Trump’ın sıkı ilişkiler geliştirdiği BAE ise Suudi Arabistan ve Mısır’dan biraz daha farklılık arzediyor. Amerika Birleşik Devletleri ile BAE’nin stratejik olarak aslında birbirleriyle de birleşik oldukları gerçeği Biden’ın kazanmasının ardından gerek veliaht prens Muhammed bin Zayid gerekse de Dubai emiri Muhammed bin Raşid’in yaptığı sıcak tebrikle kendisini gösterir. Trump’ın diğer müttefiklerinde söz konusu olduğu gibi bir panik havasının görülmediği Emirlikler’de, içeride herhangi köklü bir değişikliğin de sinyallerinin varlığından bahsetmek mümkün değil. Tabi her ne kadar BAE de Trump’ın seçimden galip olarak çıkmasını dilemiş olsa da Biden’ın kazanma ihtimaline karşılık açıklamalarını çok dikkatli bir şekilde yapması, açık bir şekilde pragmatist metodunu ortaya koyar. Bu bakımdan yeni dönemde stratejisini de bunun üzerine kuracağını söylemek yanlış olmayacaktır. Trump’ın dış politika girişimlerinin çoğuna mesafeli duran Biden’ın, BAE’nin İsrail’le normalleşme anlaşmasını “tarihi bir adım” olarak değerlendirmesi burada önemli bir istisnayı oluşturur. BAE’nin Washington’daki elçisinin de ifade ettiği gibi ülkenin Yemen’deki cephesinden çekilmiş olduğunu ifade ederek, yükü Suud’a bırakması, F-35 meselesi dolayısıyla muhtemelen yeni dönemde daha fazla duyulacaktır. Her ne kadar kimi Demokratların çekinceleri olsa da öyle anlaşılıyor ki bu konuda da istediğini elde edeceğine dair bir ümit taşıyor.

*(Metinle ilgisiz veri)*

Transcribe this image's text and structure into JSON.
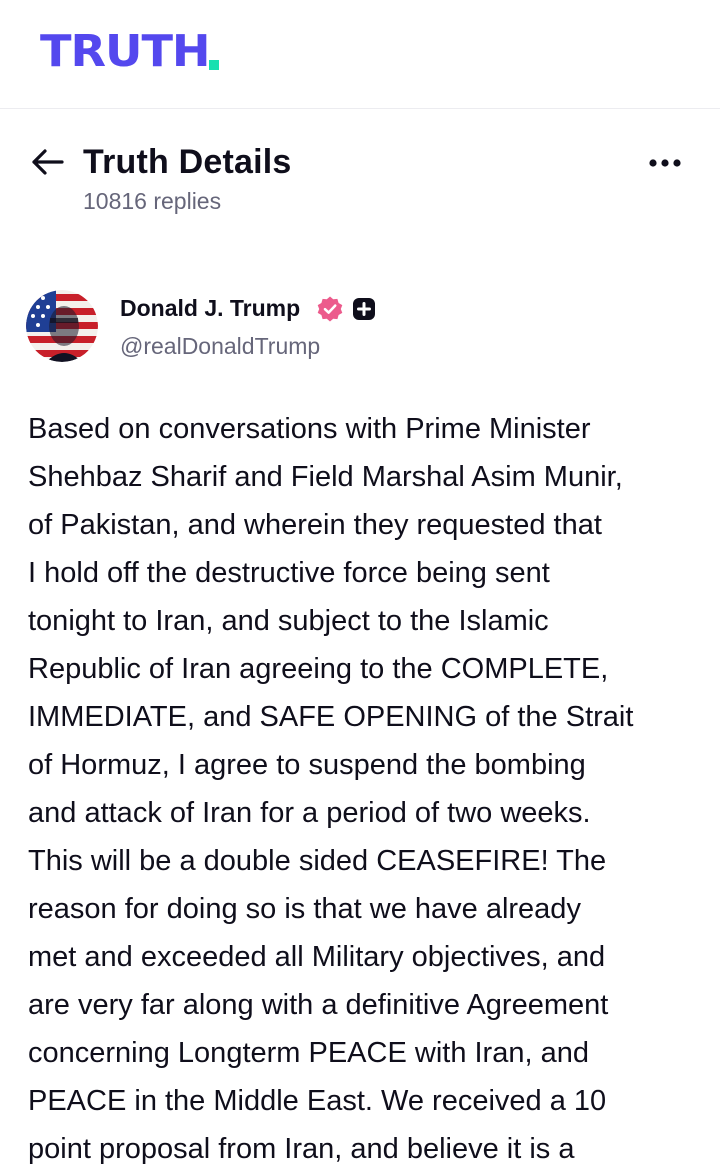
{
  "brand": {
    "name": "TRUTH",
    "text_color": "#5448ee",
    "dot_color": "#17e0b0"
  },
  "header": {
    "title": "Truth Details",
    "reply_count": "10816 replies",
    "back_icon": "arrow-left-icon",
    "more_icon": "more-horizontal-icon"
  },
  "post": {
    "author": {
      "display_name": "Donald J. Trump",
      "handle": "@realDonaldTrump",
      "verified_color": "#ec5b8c",
      "badge_color": "#0f0e1b"
    },
    "lines": [
      "Based on conversations with Prime Minister",
      "Shehbaz Sharif and Field Marshal Asim Munir,",
      "of Pakistan, and wherein they requested that",
      "I hold off the destructive force being sent",
      "tonight to Iran, and subject to the Islamic",
      "Republic of Iran agreeing to the COMPLETE,",
      "IMMEDIATE, and SAFE OPENING of the Strait",
      "of Hormuz, I agree to suspend the bombing",
      "and attack of Iran for a period of two weeks.",
      "This will be a double sided CEASEFIRE! The",
      "reason for doing so is that we have already",
      "met and exceeded all Military objectives, and",
      "are very far along with a definitive Agreement",
      "concerning Longterm PEACE with Iran, and",
      "PEACE in the Middle East. We received a 10",
      "point proposal from Iran, and believe it is a"
    ]
  },
  "colors": {
    "text": "#0f0e1b",
    "muted": "#66667a",
    "divider": "#ececf0"
  }
}
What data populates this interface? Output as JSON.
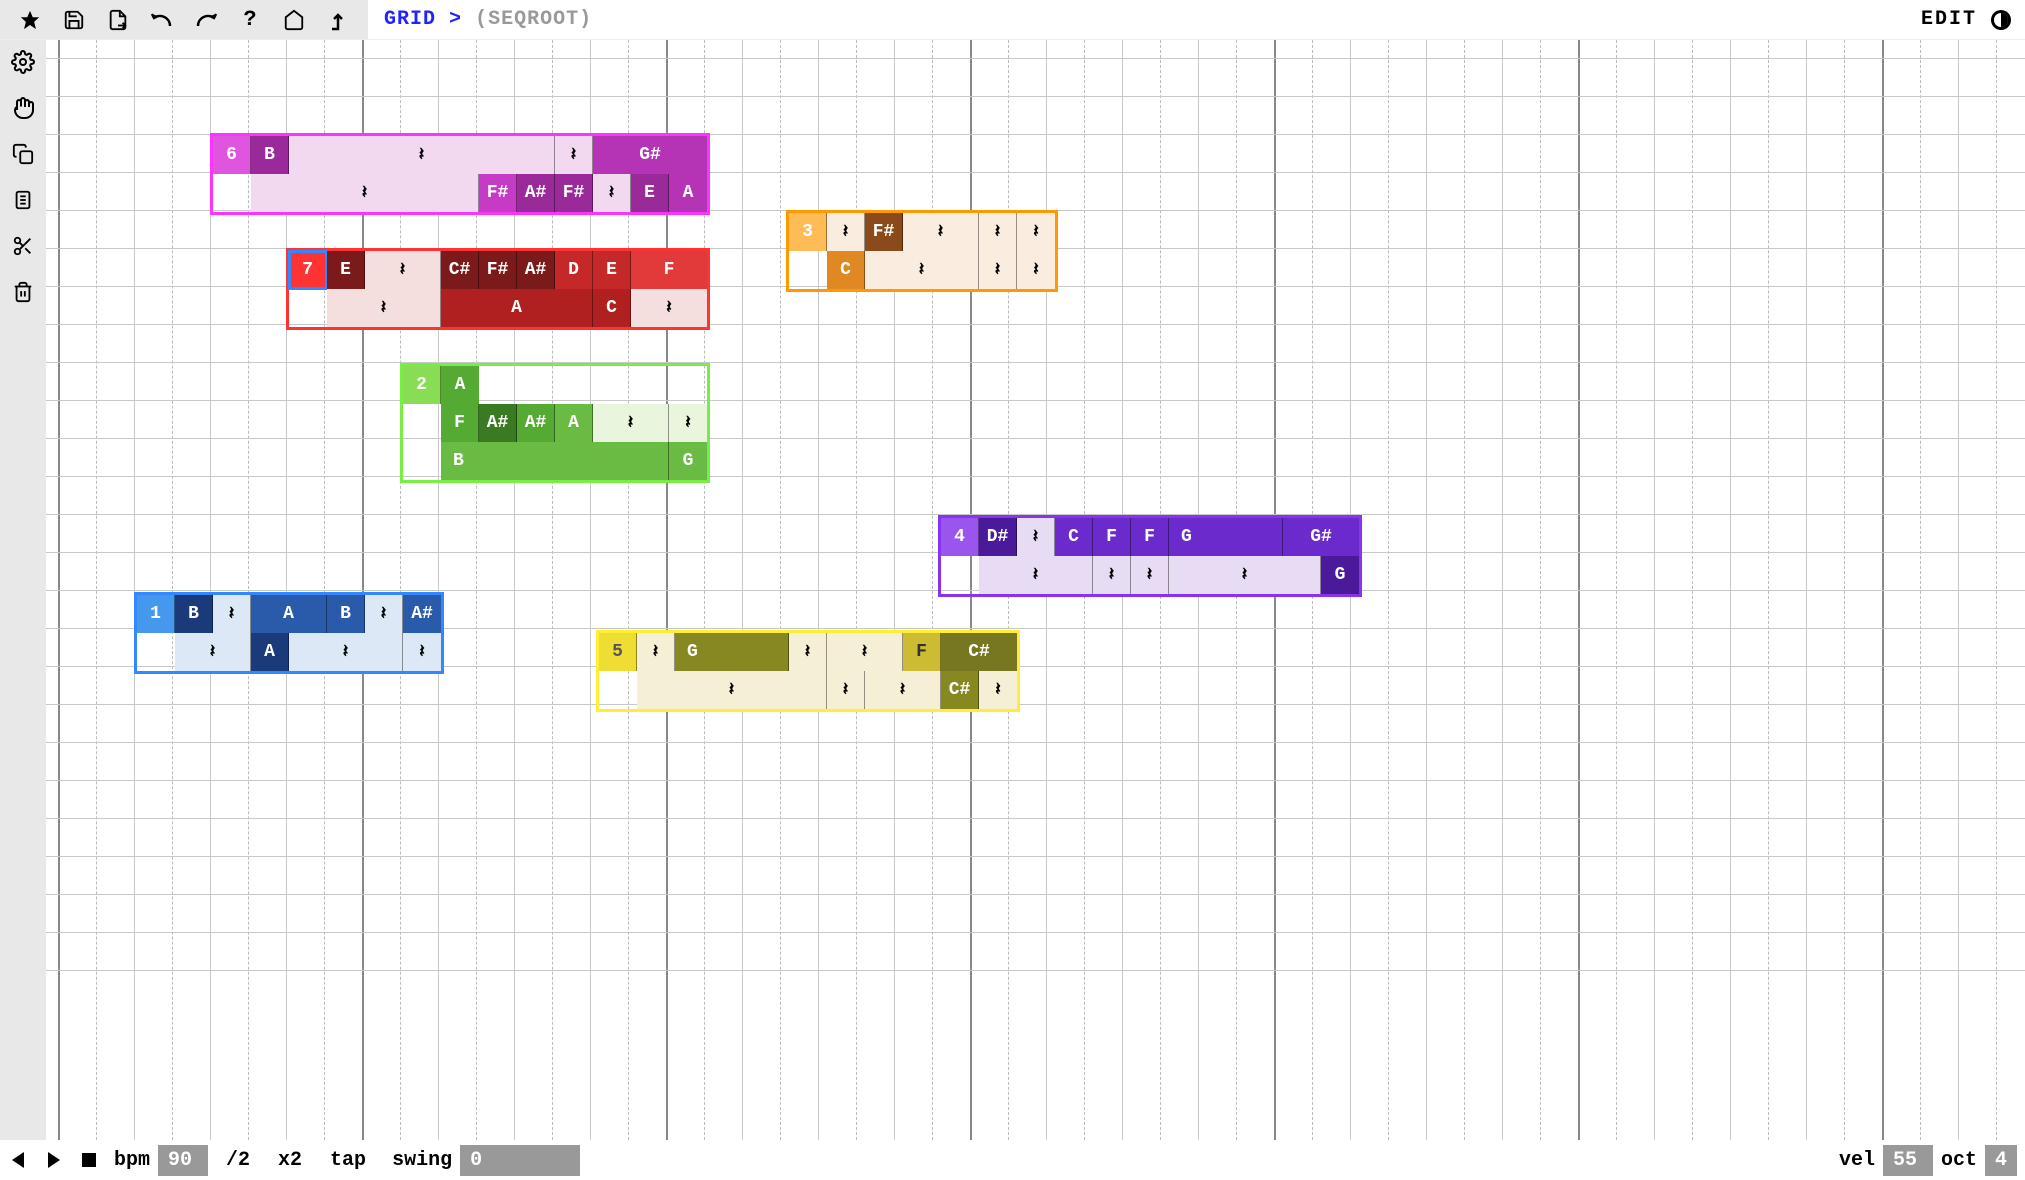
{
  "breadcrumb": {
    "grid": "GRID",
    "gt": ">",
    "path": "(SEQROOT)"
  },
  "topbar_right": {
    "edit": "EDIT"
  },
  "bottombar": {
    "bpm_label": "bpm",
    "bpm_value": "90",
    "half": "/2",
    "dbl": "x2",
    "tap": "tap",
    "swing_label": "swing",
    "swing_value": "0",
    "vel_label": "vel",
    "vel_value": "55",
    "oct_label": "oct",
    "oct_value": "4"
  },
  "clips": {
    "c6": {
      "num": "6",
      "row1": [
        "B",
        "𝄽",
        "𝄽",
        "G#"
      ],
      "row2": [
        "𝄽",
        "F#",
        "A#",
        "F#",
        "𝄽",
        "E",
        "A"
      ]
    },
    "c3": {
      "num": "3",
      "row1": [
        "𝄽",
        "F#",
        "𝄽",
        "𝄽",
        "𝄽"
      ],
      "row2": [
        "C",
        "𝄽",
        "𝄽",
        "𝄽"
      ]
    },
    "c7": {
      "num": "7",
      "row1": [
        "E",
        "𝄽",
        "C#",
        "F#",
        "A#",
        "D",
        "E",
        "F"
      ],
      "row2": [
        "𝄽",
        "A",
        "C",
        "𝄽"
      ]
    },
    "c2": {
      "num": "2",
      "row1": [
        "A"
      ],
      "row2": [
        "F",
        "A#",
        "A#",
        "A",
        "𝄽",
        "𝄽"
      ],
      "row3": [
        "B",
        "G"
      ]
    },
    "c4": {
      "num": "4",
      "row1": [
        "D#",
        "𝄽",
        "C",
        "F",
        "F",
        "G",
        "G#"
      ],
      "row2": [
        "𝄽",
        "𝄽",
        "𝄽",
        "𝄽",
        "G"
      ]
    },
    "c1": {
      "num": "1",
      "row1": [
        "B",
        "𝄽",
        "A",
        "B",
        "𝄽",
        "A#"
      ],
      "row2": [
        "𝄽",
        "A",
        "𝄽",
        "𝄽"
      ]
    },
    "c5": {
      "num": "5",
      "row1": [
        "𝄽",
        "G",
        "𝄽",
        "𝄽",
        "F",
        "C#"
      ],
      "row2": [
        "𝄽",
        "𝄽",
        "𝄽",
        "C#",
        "𝄽"
      ]
    }
  }
}
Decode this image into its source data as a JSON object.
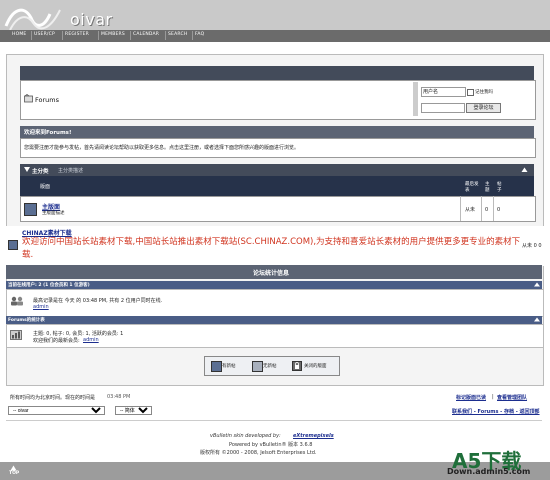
{
  "header": {
    "logo_text": "oivar",
    "nav": [
      "HOME",
      "USER/CP",
      "REGISTER",
      "MEMBERS",
      "CALENDAR",
      "SEARCH",
      "FAQ"
    ]
  },
  "forum_home": {
    "title": "Forums",
    "username_label": "用户名",
    "remember_me": "记住我吗",
    "password_label": "密码",
    "login_button": "登录论坛"
  },
  "welcome": {
    "heading": "欢迎来到Forums!",
    "text": "您需要注册才能参与发帖，首先请阅读论坛帮助以获取更多信息。点击这里注册，或者选择下面您所感兴趣的版面进行浏览。"
  },
  "category": {
    "title": "主分类",
    "subtitle": "主分类描述",
    "col_forum": "版面",
    "col_last": "最后发表",
    "col_topics": "主题",
    "col_posts": "帖子",
    "forum_name": "主版面",
    "forum_desc": "主版面描述",
    "forum_last": "从未",
    "forum_topics": "0",
    "forum_posts": "0"
  },
  "ad": {
    "site_link": "CHINAZ素材下载",
    "text": "欢迎访问中国站长站素材下载,中国站长站推出素材下载站(SC.CHINAZ.COM),为支持和喜爱站长素材的用户提供更多更专业的素材下载.",
    "right": "从未 0 0"
  },
  "stats": {
    "title": "论坛统计信息",
    "online_header": "当前在线用户: 2 (1 位会员和 1 位游客)",
    "online_text": "最高记录是在 今天 的 03:48 PM, 共有 2 位用户同时在线.",
    "online_user": "admin",
    "forum_stats_header": "Forums的统计表",
    "forum_stats_text": "主题: 0, 帖子: 0, 会员: 1, 活跃的会员: 1",
    "newest_member_text": "欢迎我们的最新会员:",
    "newest_member": "admin"
  },
  "legend": {
    "new": "有新帖",
    "none": "无新帖",
    "closed": "关闭的版面"
  },
  "footer": {
    "timezone_text": "所有时间均为北京时间。现在的时间是",
    "time": "03:48 PM",
    "mark_read": "标记版面已读",
    "view_leaders": "查看管理团队",
    "style_select": "-- oivar",
    "lang_select": "-- 简体中文",
    "contact_links": "联系我们 - Forums - 存档 - 返回顶部",
    "skin_credit": "vBulletin skin developed by:",
    "skin_author": "eXtremepixels",
    "powered": "Powered by vBulletin® 版本 3.6.8",
    "copyright": "版权所有 ©2000 - 2008, Jelsoft Enterprises Ltd.",
    "top": "TOP"
  },
  "watermark": {
    "brand": "A5下载",
    "url": "Down.admin5.com"
  }
}
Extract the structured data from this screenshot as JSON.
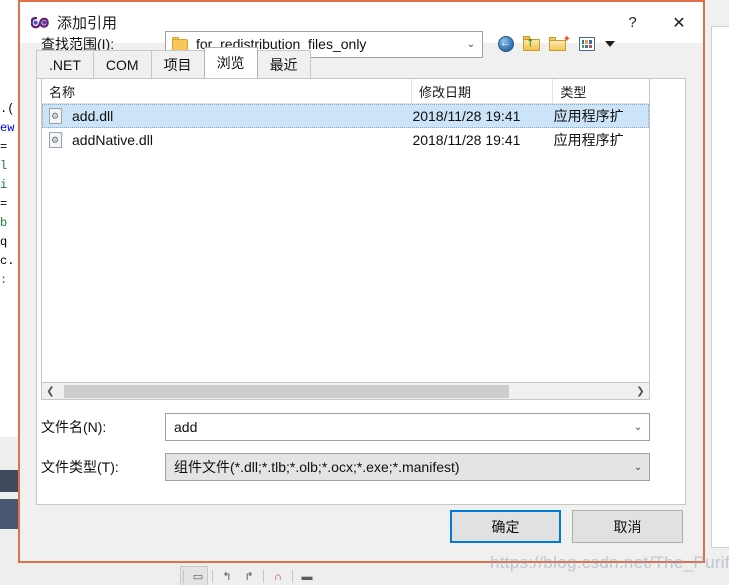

Amerika’nın yeni dönemde İran’la devam ettirmeyi düşündüğü nükleer programa paralel olarak İran’la ilişkileri düzeltmenin sinyallerinin alındığı BAE’nin yeni dönemde Türkiye ile ilişkilerinin nasıl olacağı ise muhtemelen Biden’ın Türkiye’ye karşı tutumuyla alakalı olacak gibi gözüküyor. Bununla birlikte Türkiye ile olan mücadelesini varoluşsal olarak gördüğü anlaşılan BAE’nin Türkiye’yi bölgedeki bir güç olarak hazmedememesi muhtemelen nüfuzunu kullanarak Amerika’yı Türkiye’ye karşı kışkırtma noktasında kendisini gösterecektir. Yeni süreçte her ne kadar Katar ile yumuşamaya gidilse de BAE’nin muhtemel İran’a yakınlaşması, Suud’un da Türkiye ile arasının düzelmesi Suud ve BAE arasında kendisini bir vakittir hissettiren gerginliğin daha da meydana çıkmasını sağlayacaktır. Biden’ın kazanmasının ardından Emirlikler’de ulusal insan hakları kurumunun oluşturulması, ayrıca Trump’ın resmen çekildiği, Biden’ın da kampanyasında seçimi kazanması durumunda yeniden gireceğini vaat ettiği Paris Anlaşması’na BAE’nin verdiği destek her ne kadar bu körfez ülkesinin yeni dönem için yaptığı hazırlıklar olarak görünse de Mueller dolayısına BAE’nin de eklenmiş olduğu gerçeği, bununla alakalı Biden’ın nasıl bir adım atacağı konusunda yeni süreçte beklenip görülecek bir mesele olarak durmaktadır.